ふんどしだった。真っ白なふんどしが一丁、長い竿のさきにぶらさげられて、阮様のお宅の中庭で風にたなびいていた。「なぜ……」と説明を乞うあえぐような声が僕の口から漏れたが、当然と言うべきか、阮様は僕などに構わず、変わらず秦琵琶をつま弾いておられた。
ジャン、とひときわ強く秦琵琶がかき鳴らされた。秦琵琶に応えるように、ビュウと強い風が吹いた。風に吹かれて、ふんどしが竿から飛ばされ空高く舞い上がった。
一瞬だった。阮様は「喝っ」と気合いを発せられると、秦琵琶を置いて窓枠を乗り越え、猛然と中庭へ駆け出された。僕が呆気にとられているうちに、ふんどしと、ふんどしを追いかけて走る阮様は小さくなり見えなくなった。

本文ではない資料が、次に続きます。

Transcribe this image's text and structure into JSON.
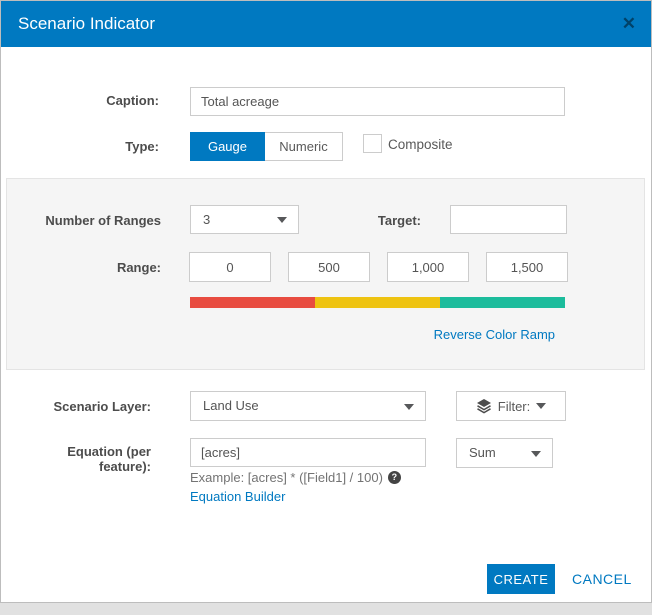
{
  "header": {
    "title": "Scenario Indicator",
    "close_icon": "✕"
  },
  "form": {
    "caption": {
      "label": "Caption:",
      "value": "Total acreage"
    },
    "type": {
      "label": "Type:",
      "options": [
        {
          "label": "Gauge",
          "selected": true
        },
        {
          "label": "Numeric",
          "selected": false
        }
      ],
      "composite": {
        "label": "Composite",
        "checked": false
      }
    }
  },
  "ranges_panel": {
    "number_of_ranges": {
      "label": "Number of Ranges",
      "value": "3"
    },
    "target": {
      "label": "Target:",
      "value": ""
    },
    "range": {
      "label": "Range:",
      "values": [
        "0",
        "500",
        "1,000",
        "1,500"
      ]
    },
    "color_ramp": {
      "colors": [
        "#e84c40",
        "#eec311",
        "#1cbc9c"
      ]
    },
    "reverse_link": "Reverse Color Ramp"
  },
  "layer_section": {
    "scenario_layer": {
      "label": "Scenario Layer:",
      "value": "Land Use"
    },
    "filter": {
      "label": "Filter:"
    },
    "equation": {
      "label_line1": "Equation (per",
      "label_line2": "feature):",
      "value": "[acres]",
      "example": "Example: [acres] * ([Field1] / 100)",
      "help_icon": "?",
      "builder_link": "Equation Builder"
    },
    "aggregation": {
      "value": "Sum"
    }
  },
  "footer": {
    "create": "CREATE",
    "cancel": "CANCEL"
  },
  "colors": {
    "accent": "#0079c1",
    "header_bg": "#0079c1",
    "panel_bg": "#f5f5f5"
  }
}
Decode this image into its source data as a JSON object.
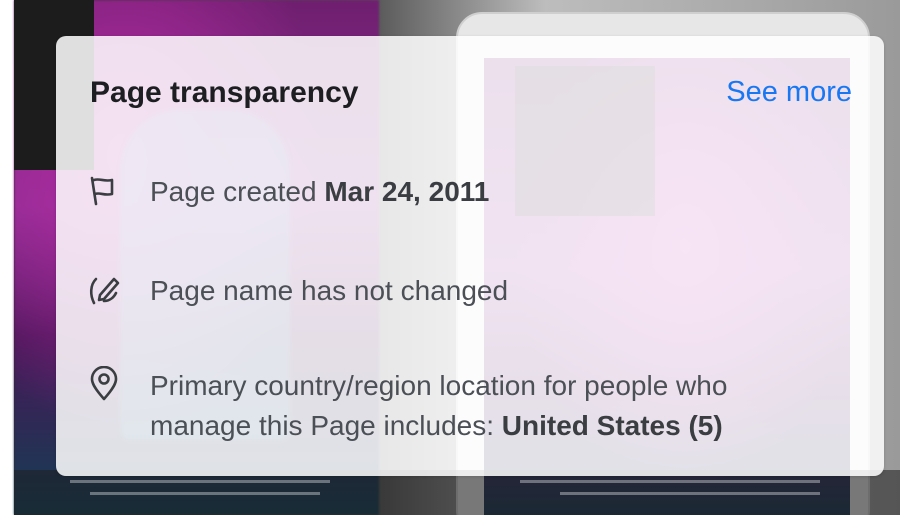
{
  "card": {
    "title": "Page transparency",
    "see_more_label": "See more",
    "rows": [
      {
        "icon": "flag-icon",
        "prefix": "Page created ",
        "value": "Mar 24, 2011"
      },
      {
        "icon": "edit-pencil-icon",
        "text": "Page name has not changed"
      },
      {
        "icon": "location-pin-icon",
        "line1": "Primary country/region location for people who",
        "line2_prefix": "manage this Page includes: ",
        "line2_value": "United States (5)"
      }
    ]
  },
  "colors": {
    "link": "#1877f2",
    "title": "#1c1e21",
    "body_text": "#4b4f56"
  }
}
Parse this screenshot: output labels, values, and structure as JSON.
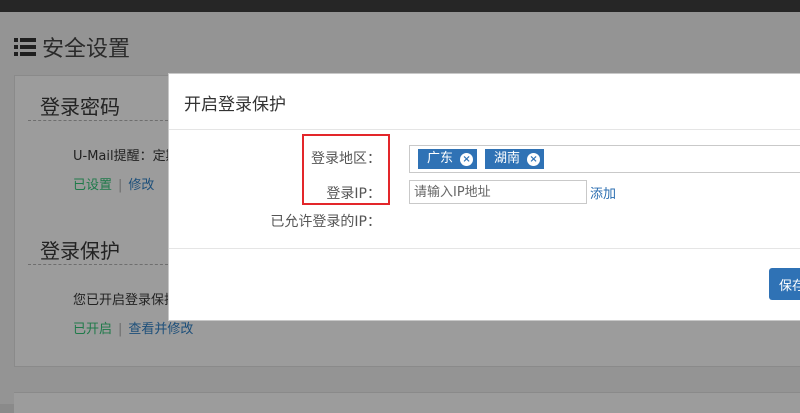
{
  "page": {
    "title": "安全设置"
  },
  "sections": {
    "password": {
      "title": "登录密码",
      "text": "U-Mail提醒：定期",
      "status": "已设置",
      "sep": "|",
      "action": "修改"
    },
    "protect": {
      "title": "登录保护",
      "text": "您已开启登录保护",
      "status": "已开启",
      "sep": "|",
      "action": "查看并修改"
    }
  },
  "modal": {
    "title": "开启登录保护",
    "fields": {
      "region_label": "登录地区：",
      "ip_label": "登录IP：",
      "allowed_label": "已允许登录的IP："
    },
    "tags": [
      {
        "label": "广东",
        "close": "×"
      },
      {
        "label": "湖南",
        "close": "×"
      }
    ],
    "ip_input": {
      "value": "",
      "placeholder": "请输入IP地址"
    },
    "add_label": "添加",
    "save_label": "保存"
  },
  "colors": {
    "accent": "#2f72b5",
    "highlight": "#e3262a",
    "status_green": "#1f7a4a"
  }
}
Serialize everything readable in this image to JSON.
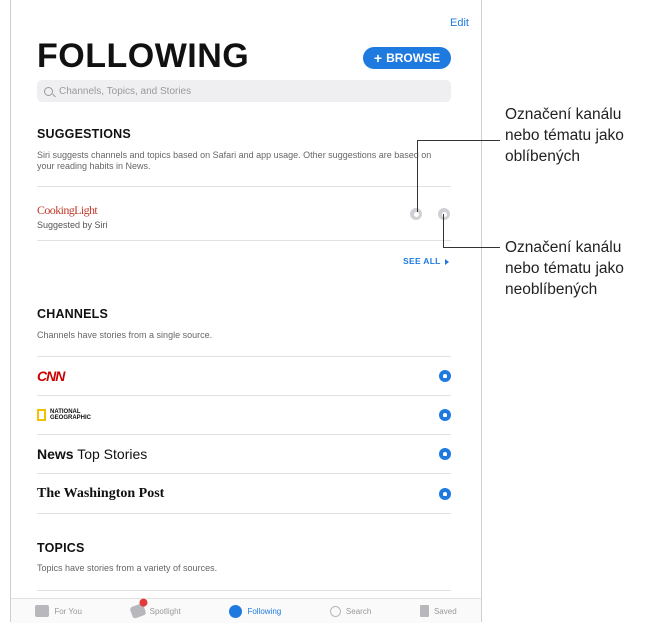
{
  "header": {
    "edit_label": "Edit",
    "title": "FOLLOWING",
    "browse_label": "BROWSE",
    "browse_plus": "+"
  },
  "search": {
    "placeholder": "Channels, Topics, and Stories"
  },
  "suggestions": {
    "heading": "SUGGESTIONS",
    "description": "Siri suggests channels and topics based on Safari and app usage. Other suggestions are based on your reading habits in News.",
    "item_name": "CookingLight",
    "item_sub": "Suggested by Siri",
    "see_all": "SEE ALL"
  },
  "channels": {
    "heading": "CHANNELS",
    "description": "Channels have stories from a single source.",
    "items": [
      {
        "label": "CNN"
      },
      {
        "label_line1": "NATIONAL",
        "label_line2": "GEOGRAPHIC"
      },
      {
        "label_bold": "News",
        "label_rest": " Top Stories"
      },
      {
        "label": "The Washington Post"
      }
    ]
  },
  "topics": {
    "heading": "TOPICS",
    "description": "Topics have stories from a variety of sources."
  },
  "tabbar": {
    "items": [
      {
        "label": "For You",
        "icon": "for-you-icon"
      },
      {
        "label": "Spotlight",
        "icon": "spotlight-icon"
      },
      {
        "label": "Following",
        "icon": "following-icon",
        "active": true
      },
      {
        "label": "Search",
        "icon": "search-icon"
      },
      {
        "label": "Saved",
        "icon": "saved-icon"
      }
    ]
  },
  "callouts": {
    "favorite": [
      "Označení kanálu",
      "nebo tématu jako",
      "oblíbených"
    ],
    "unfavorite": [
      "Označení kanálu",
      "nebo tématu jako",
      "neoblíbených"
    ]
  },
  "colors": {
    "accent": "#1f7ae0",
    "cnn_red": "#cc0000",
    "cooking_red": "#c0392b",
    "natgeo_yellow": "#f2c200"
  }
}
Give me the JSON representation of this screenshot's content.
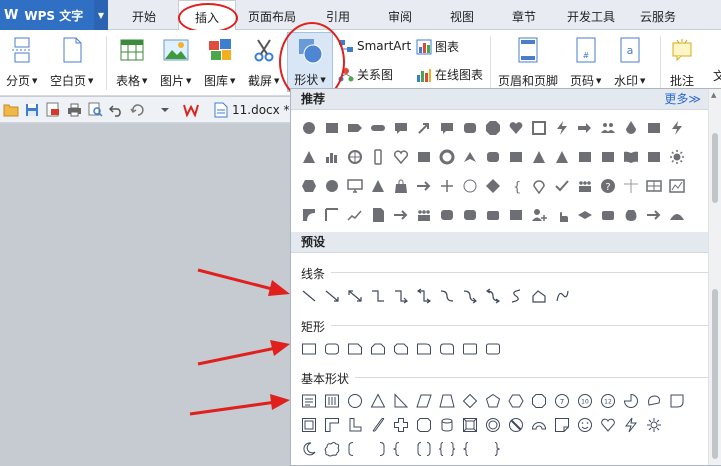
{
  "app": {
    "logo": "W",
    "name": "WPS 文字"
  },
  "menu_tabs": [
    "开始",
    "插入",
    "页面布局",
    "引用",
    "审阅",
    "视图",
    "章节",
    "开发工具",
    "云服务"
  ],
  "ribbon": {
    "page_break": "分页",
    "blank_page": "空白页",
    "table": "表格",
    "picture": "图片",
    "gallery": "图库",
    "screenshot": "截屏",
    "shapes": "形状",
    "smartart": "SmartArt",
    "chart": "图表",
    "relation": "关系图",
    "online_chart": "在线图表",
    "header_footer": "页眉和页脚",
    "page_number": "页码",
    "watermark": "水印",
    "comment": "批注",
    "cut_text": "文"
  },
  "document": {
    "filename": "11.docx *"
  },
  "shape_panel": {
    "recommended_title": "推荐",
    "more_label": "更多≫",
    "preset_title": "预设",
    "categories": {
      "lines": "线条",
      "rectangles": "矩形",
      "basic": "基本形状"
    }
  },
  "colors": {
    "accent": "#2f6fc4",
    "annotation": "#e0201c",
    "shape_fill": "#6d6f74"
  }
}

逃げられた、と気づいたのは日が傾いて「まだ帰りませんか」と下男に皮肉を言われてからだった。僕はそれまでずっと、そのまま部屋で阮様が帰ってくるのを待っていたのだ。若かった僕は、それぐらいの野暮天だったのである。
※
阮咸(?~?)
三国時代の魏から西晋にかけての文人。
俗世から超越した態度や奇矯な言動を用いて権力者に抵抗したとして、後世に並び賞賛された「竹林の七賢」の一人。
同じく竹林の七賢の筆頭にあげられ、「白眼視」の由来となった阮籍の甥。
リュート型の弦楽器・秦琵琶に精通し、秦琵琶はのち唐の時代に阮咸と呼ばれるようになり、月琴の前身になったともされる。